When I opened the door of Jack’s studio, he was with another student. He turned to apologize for double booking the hour, but, jittery and paranoid, I somehow understood this gesture as an act of violence, responding as if Jack moved toward me with a large kitchen knife. I backed away without a word, closing the door and scrambling down several flights of stairs. I never went back, and I never studied guitar again.

On the street, my body continued its revolt. Some malevolent force sent electric shocks up my spine, unraveling my thoughts. Believing I’d crossed the threshold of mental collapse, I found myself unable to meet the eyes of other pedestrians for fear that their gaze might expose my insanity. The noise of traffic, the million footsteps hitting the pavement, a chorus of honking horns. I was paralyzed inside my fear, each sound shaking my being to its core.

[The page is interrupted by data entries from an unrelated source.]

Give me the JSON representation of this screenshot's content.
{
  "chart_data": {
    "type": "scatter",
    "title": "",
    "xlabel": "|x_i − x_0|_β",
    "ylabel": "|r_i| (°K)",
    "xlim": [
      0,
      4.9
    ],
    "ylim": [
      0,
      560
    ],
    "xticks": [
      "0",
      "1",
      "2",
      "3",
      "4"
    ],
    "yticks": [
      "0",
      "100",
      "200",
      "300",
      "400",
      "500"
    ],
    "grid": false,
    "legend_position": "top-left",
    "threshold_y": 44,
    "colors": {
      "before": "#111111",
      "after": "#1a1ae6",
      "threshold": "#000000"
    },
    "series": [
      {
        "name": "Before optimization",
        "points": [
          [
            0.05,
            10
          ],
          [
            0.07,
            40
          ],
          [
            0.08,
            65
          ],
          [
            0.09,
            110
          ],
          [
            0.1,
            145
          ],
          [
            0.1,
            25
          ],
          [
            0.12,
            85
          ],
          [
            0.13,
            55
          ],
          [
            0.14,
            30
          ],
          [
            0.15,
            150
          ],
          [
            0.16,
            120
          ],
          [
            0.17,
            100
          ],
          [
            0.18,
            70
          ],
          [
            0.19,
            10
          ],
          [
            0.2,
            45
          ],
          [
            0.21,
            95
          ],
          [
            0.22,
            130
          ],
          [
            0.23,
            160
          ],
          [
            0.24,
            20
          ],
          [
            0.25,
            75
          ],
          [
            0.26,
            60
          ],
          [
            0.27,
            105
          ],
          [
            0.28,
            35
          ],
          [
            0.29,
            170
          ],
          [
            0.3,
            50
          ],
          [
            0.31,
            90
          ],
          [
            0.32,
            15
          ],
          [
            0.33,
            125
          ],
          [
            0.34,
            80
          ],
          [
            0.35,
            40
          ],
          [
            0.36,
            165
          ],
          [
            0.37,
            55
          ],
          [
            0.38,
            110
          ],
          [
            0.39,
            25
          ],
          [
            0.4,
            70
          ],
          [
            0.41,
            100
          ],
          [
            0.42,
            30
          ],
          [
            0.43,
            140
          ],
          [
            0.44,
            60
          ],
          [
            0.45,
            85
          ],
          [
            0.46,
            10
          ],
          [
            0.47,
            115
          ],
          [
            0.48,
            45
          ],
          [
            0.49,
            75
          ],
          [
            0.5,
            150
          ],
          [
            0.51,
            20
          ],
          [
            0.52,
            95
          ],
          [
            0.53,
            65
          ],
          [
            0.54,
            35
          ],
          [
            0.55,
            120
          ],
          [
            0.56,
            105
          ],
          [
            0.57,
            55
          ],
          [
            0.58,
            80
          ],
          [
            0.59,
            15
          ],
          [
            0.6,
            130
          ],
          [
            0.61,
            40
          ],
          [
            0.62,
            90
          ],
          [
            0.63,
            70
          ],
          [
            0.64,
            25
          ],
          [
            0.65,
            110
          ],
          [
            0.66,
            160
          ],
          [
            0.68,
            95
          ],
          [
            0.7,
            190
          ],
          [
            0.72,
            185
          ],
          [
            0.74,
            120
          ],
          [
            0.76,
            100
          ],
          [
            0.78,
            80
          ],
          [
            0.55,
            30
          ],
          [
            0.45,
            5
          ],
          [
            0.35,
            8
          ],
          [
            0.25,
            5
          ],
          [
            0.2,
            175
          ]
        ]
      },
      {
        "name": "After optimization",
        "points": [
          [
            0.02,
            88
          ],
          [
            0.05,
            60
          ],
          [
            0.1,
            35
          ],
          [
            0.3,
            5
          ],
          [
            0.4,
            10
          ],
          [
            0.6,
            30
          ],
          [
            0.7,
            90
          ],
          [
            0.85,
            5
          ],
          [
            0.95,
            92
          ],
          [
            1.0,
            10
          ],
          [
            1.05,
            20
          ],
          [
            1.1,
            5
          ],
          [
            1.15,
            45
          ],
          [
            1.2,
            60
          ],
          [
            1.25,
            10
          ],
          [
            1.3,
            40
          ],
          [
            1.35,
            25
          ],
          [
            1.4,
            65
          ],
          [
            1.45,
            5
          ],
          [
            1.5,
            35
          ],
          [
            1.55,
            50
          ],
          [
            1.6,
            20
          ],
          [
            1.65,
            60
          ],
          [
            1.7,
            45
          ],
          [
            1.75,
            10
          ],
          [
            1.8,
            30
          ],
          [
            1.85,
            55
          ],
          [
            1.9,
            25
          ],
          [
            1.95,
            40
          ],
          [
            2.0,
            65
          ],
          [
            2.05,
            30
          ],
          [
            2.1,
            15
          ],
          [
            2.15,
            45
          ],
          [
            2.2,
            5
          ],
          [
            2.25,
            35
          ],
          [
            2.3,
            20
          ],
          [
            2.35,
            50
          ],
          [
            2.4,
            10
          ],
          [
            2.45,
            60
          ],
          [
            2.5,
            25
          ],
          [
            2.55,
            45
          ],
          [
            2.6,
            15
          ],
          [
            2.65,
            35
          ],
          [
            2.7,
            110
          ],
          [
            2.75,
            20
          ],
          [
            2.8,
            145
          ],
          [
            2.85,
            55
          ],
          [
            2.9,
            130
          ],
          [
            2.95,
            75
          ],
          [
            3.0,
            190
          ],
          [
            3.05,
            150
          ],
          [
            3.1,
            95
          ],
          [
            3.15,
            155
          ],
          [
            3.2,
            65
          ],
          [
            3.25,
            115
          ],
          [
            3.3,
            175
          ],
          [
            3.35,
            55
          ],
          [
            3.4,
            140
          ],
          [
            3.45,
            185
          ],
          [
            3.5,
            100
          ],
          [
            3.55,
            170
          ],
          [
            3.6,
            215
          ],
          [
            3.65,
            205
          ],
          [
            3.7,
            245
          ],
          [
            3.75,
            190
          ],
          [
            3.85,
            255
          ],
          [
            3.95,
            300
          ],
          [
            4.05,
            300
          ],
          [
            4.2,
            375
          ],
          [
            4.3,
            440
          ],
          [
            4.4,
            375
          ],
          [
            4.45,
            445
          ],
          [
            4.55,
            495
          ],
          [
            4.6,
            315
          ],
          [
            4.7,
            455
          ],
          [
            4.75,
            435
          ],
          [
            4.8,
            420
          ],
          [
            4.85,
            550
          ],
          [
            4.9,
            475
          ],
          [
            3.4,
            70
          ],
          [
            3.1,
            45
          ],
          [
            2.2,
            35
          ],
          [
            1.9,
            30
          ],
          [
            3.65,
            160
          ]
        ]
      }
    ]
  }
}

I’d always understood this experience as a moment of unreality brought on by a creeping depression, but now I see that I’d come uncomfortably close to the truth of things. I hadn’t been enlisted by the zeitgeist to supply the sound of tomorrow. I was no wunderkind, no Bob Dylan. I couldn’t write songs, I couldn’t sing, and, most importantly, my art wasn’t going to deliver me from myself.

On that December day, my physical being registered as panic the magnificent gap between illusion and reality. I thought I had been pursuing the artist’s life, but I’d gone out looking for myself only to discover the simulacrum of an individual who didn’t exist, constructing a fantasy that evaporated on contact with the truth of things.

In time, I resumed my creative pursuits, becoming a poet. But my breakdown radically shifted my sense of the world and the nature of my work. Rather than trying to transform myself into a new being, I became fascinated by being itself, investigating the slippery edges of experience and the many paradoxes underlying personal identity. I cast Dylan aside for new models like Paul Celan. “And are these paths only detours, detours from you to you? ” he asks in his Meridian speech. For Celan the poet, “I” seemed an entity located and lost by turns along the circular route of artistic endeavor, the one I’d gotten tangled up in as a naive and delusional 18-year-old, finding only confusion and desires the nature of which I had neither the wisdom nor maturity to understand.

Am I on that road now? I have often asked myself since then, wondering what I’m searching for in my art, my relationships, my intermittent moves across the country in pursuit of some new city, some new life.

Maybe it’s that strange, recursive being I seem to catch only in fleeting Ruckenfigur glimpses–myself, in other words–though I’ve long accepted that I’ll never find him. The closer I come to this person, the further away he seems to get. Indeed, he moves with the reticence of time.